California State Trial Court Upholds Rules for Presidential Primaries

On January 29, a San Bernardino County, California Superior Court issued an opinion in Boydston v Padilla, civ-ds-1921480. This is the lawsuit in which some independent voters challenge the rules for who can vote in California presidential primaries. California law lets each party decide for itself whether to let independents vote in its presidential primaries. Generally the Democratic, Libertarian, and American Independent Parties allow independents to choose their own party’s primary ballot. Generally the Republican, Green, and Peace & Freedom Parties do not (although in 2004, the Republican Party did allow independents).

The court upheld the system. Here is the 14-page ruling. The plaintiffs argue that the California Constitution says the state will hold an “open” presidential primary, and therefore the state must print up a presidential primary ballot listing the candidates of all parties, and must offer this ballot to any independent voter who wants it. But the complete sentence in the California Constitution is, “The Legislature shall provide for partisan elections for presidential candidates, and political party and party central committees, including an open presidential primary whereby the candidates on the ballot are those found by the Secretary of State to be recognized candidates throughout the nation or throughout California for the office of President.” As the decision says, “This Constitutional provision addresses which candidates must be placed on the ballot, not the procedures for voting for the candidates.”

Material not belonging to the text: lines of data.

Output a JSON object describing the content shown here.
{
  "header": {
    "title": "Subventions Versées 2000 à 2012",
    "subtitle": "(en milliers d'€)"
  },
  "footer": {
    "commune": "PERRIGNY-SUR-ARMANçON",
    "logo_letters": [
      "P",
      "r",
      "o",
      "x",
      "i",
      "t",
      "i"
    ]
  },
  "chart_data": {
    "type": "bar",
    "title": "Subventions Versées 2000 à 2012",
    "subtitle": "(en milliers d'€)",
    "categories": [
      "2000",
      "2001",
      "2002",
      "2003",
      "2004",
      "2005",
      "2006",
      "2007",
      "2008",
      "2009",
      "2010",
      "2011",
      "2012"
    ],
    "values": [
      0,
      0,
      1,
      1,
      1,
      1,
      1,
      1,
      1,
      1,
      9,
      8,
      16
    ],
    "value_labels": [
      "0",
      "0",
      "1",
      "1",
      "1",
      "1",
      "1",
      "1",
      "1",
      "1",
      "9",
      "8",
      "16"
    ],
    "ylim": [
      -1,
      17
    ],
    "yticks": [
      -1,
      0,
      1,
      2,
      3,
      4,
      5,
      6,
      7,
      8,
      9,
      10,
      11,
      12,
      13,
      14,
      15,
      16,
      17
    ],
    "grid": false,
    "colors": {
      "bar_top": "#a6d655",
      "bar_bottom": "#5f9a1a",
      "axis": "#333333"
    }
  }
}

The plaintiffs will appeal. Thanks to Chad Peace for the decision.


Comments

California State Trial Court Upholds Rules for Presidential Primaries — 5 Comments

  1. @DR,

    If you were familiar with the history of that term you would realize that it is not vague in context.

  2. recognized = one more arbitrary adjective.
    —–
    Void-for-Vagueness Doctrine 8 MAY 2020

    https://constitution.congress.gov/constitution/
    —–
    Amdt1.2.2.2 Procedural Matters and Freedom of Speech: Vagueness
    https://constitution.congress.gov/browse/essay/amdt1_2_2_2/

    —–
    Amdt14.S1.6.2.2 Clarity in Criminal Statutes: The Void-for-Vagueness Doctrine

    https://constitution.congress.gov/browse/essay/amdt14_S1_6_2_2/

    may not be working see Cornell below
    ——

    https://www.law.cornell.edu/constitution-conan/index.html

    https://www.law.cornell.edu/constitution-conan/amendment-14/section-1/clarity-in-criminal-statutes-the-void-for-vagueness-doctrine

    http://en.wikipedia.org/wiki/Void_for_vagueness
    ——

    U.S. v Davis, 588 US _ (24 June 2019)

    Slip op p. 4
    II
    Our doctrine prohibiting the enforcement of vague laws rests on the twin constitutional pillars of due process and separation of powers. See Dimaya, 584 U. S., at ___–___ (plurality opinion) (slip op., at 4–5); id., at ___–___

    Slip op p. 5

    (GORSUCH, J., concurring in part and concurring in judgment) (slip op., at 2–9). Vague laws contravene the “first essential of due process of law” that statutes must give people “of common intelligence” fair notice of what the law demands of them. Connally v. General Constr. Co., 269 U. S. 385, 391 (1926); see Collins v. Kentucky, 234 U. S. 634, 638 (1914). Vague laws also undermine the Constitution’s separation of powers and the democratic self-governance it aims to protect. Only the people’s elected representatives in the legislature are authorized to “make an act a crime.” United States v. Hudson, 7 Cranch 32, 34 (1812). Vague statutes threaten to hand responsibility for defining crimes to relatively unaccountable police, prosecutors, and judges, eroding the people’s ability to oversee the creation of the laws they are expected to abide. See Kolender v. Lawson, 461 U. S. 352, 357–358, and n. 7 (1983); United States v. L. Cohen Grocery Co., 255 U. S. 81, 89–91 (1921); United States v. Reese, 92 U. S. 214, 221 (1876).
    —–
    Way too many brainwashed lawyers who love vague laws — keeps them busy looting customers aka clients — esp in election law cases — the armies of JUNK lawyers looting the LP (national and States) since 1970 — mere 50 years plus.